September 17th, 2008
Big Alcohol Can't Police Itself
Self-Regulation of alcohol advertising has failed, federal oversight needed
Alcohol industry watchdog Marin Institute released today a revealing, first-ever systematic review of the distilled spirits industry’s voluntary self-regulation system. The report, Why Big Alcohol Can’t Police Itself: A Review of Advertising Self-Regulation in the Distilled Spirits Industry, examines all seven Code of Responsible Marketing Practices reports issued by the industry trade group Distilled Spirits Council of the United States (DISCUS) from 2004-2007. The study concludes that the oversight process is broken and fails to protect the public from irresponsible marketing practices. The report is available for download at http://www.marininstitute.org.
Marin Institute’s report shows that companies with a representative on the DISCUS board have a three times lower chance of their ad being found in violation. The worst repeat offender brands were Skyy Vodka and Svedka Vodka, while the worst repeat offender companies were Diageo and Campari.
The DISCUS review board consists entirely of industry members, a system inherently biased toward alcohol corporations. While the Federal Trade Commission (FTC) is charged with protecting the public from deceptive advertising, the regulatory agency instead relies on a voluntary system led by industry itself. And yet FTC has never undertaken an objective analysis of the DISCUS oversight process, claiming there is no evidence of bias. Today’s report puts that claim to rest.
“This is the quintessential example of the fox guarding the hen house,” said report co-author Michele Simon, JD, MPH, research and policy director for Marin Institute. “While DISCUS touts its system by publishing glossy reports, it’s all form and no substance. If the alcohol industry were serious about protecting our youth from irresponsible advertising, companies would work with government to implement an enforceable system with meaningful penalties to prevent violations in the first place.”
Marin Institute’s study documents that during 2004-2007, ad expenditures by spirits companies topped $1.9 billion, with hundreds of thousands of distilled spirits ads appearing in magazines, on TV, billboards and other venues. Yet DISCUS reported receiving a paltry 93 complaints, indicating that the public is largely unaware of the complaint process. Most of the complaints received were for alcohol print ads with highly objectionable sexual content. Another common complaint was the over-exposure of youth to ads place in inappropriate venues.

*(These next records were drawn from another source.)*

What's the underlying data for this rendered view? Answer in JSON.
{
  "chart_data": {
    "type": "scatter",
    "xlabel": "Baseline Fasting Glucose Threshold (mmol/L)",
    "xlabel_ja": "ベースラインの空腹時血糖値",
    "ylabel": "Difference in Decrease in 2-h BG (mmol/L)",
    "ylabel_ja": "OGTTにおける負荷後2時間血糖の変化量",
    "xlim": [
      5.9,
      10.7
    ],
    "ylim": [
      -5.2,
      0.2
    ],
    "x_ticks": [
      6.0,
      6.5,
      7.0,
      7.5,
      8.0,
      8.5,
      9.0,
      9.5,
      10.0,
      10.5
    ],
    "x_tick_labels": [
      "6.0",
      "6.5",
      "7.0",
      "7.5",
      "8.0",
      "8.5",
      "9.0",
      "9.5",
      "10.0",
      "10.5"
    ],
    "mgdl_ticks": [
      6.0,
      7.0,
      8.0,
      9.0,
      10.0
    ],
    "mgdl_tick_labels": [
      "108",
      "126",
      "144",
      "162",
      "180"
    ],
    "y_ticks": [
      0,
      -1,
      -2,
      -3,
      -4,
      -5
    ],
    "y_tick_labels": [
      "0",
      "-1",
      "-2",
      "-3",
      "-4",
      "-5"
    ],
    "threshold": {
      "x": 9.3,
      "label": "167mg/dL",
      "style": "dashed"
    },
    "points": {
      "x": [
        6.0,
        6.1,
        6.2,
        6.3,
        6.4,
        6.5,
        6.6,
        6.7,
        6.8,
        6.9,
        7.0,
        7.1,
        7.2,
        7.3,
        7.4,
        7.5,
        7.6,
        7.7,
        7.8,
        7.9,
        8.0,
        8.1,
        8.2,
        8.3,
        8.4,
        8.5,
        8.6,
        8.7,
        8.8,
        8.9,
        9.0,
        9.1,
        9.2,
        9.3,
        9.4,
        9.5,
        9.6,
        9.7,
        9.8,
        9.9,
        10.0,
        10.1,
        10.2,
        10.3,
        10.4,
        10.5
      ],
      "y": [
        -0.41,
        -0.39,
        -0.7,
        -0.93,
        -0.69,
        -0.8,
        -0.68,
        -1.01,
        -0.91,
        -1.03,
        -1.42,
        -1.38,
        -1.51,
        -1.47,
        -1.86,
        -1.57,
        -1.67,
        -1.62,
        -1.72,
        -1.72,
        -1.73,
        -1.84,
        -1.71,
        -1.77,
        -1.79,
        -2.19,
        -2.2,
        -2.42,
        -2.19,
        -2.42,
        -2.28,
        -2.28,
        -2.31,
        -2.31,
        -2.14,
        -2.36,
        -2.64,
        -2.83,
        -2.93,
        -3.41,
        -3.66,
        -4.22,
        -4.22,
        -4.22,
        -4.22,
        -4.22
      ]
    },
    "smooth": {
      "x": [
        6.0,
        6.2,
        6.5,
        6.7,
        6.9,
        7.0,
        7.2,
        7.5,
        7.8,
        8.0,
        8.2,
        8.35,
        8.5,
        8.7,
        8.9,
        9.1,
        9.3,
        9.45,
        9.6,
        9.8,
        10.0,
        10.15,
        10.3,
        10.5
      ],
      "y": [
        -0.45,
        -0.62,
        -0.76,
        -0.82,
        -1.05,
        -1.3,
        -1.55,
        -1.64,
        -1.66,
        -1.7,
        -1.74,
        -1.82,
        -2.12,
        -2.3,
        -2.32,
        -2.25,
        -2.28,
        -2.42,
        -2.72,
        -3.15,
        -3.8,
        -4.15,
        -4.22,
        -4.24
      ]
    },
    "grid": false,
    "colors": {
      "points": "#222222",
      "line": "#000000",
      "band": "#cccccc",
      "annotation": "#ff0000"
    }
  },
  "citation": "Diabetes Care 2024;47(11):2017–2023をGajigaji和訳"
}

“The Federal Trade Commission should stop perpetuating the public relations charade of voluntary self-regulation. With no independent review, no objective guidelines, no enforcement power or penalties, it’s an ineffective and worthless system,” added Simon. “It’s time to set-up a truly independent, third-party review body, with sufficient funding to increase public awareness, along with enforcement power to pull offending ads and levy significant fines and other penalties.”
Marin Institute is an alcohol industry watchdog based in San Rafael, CA.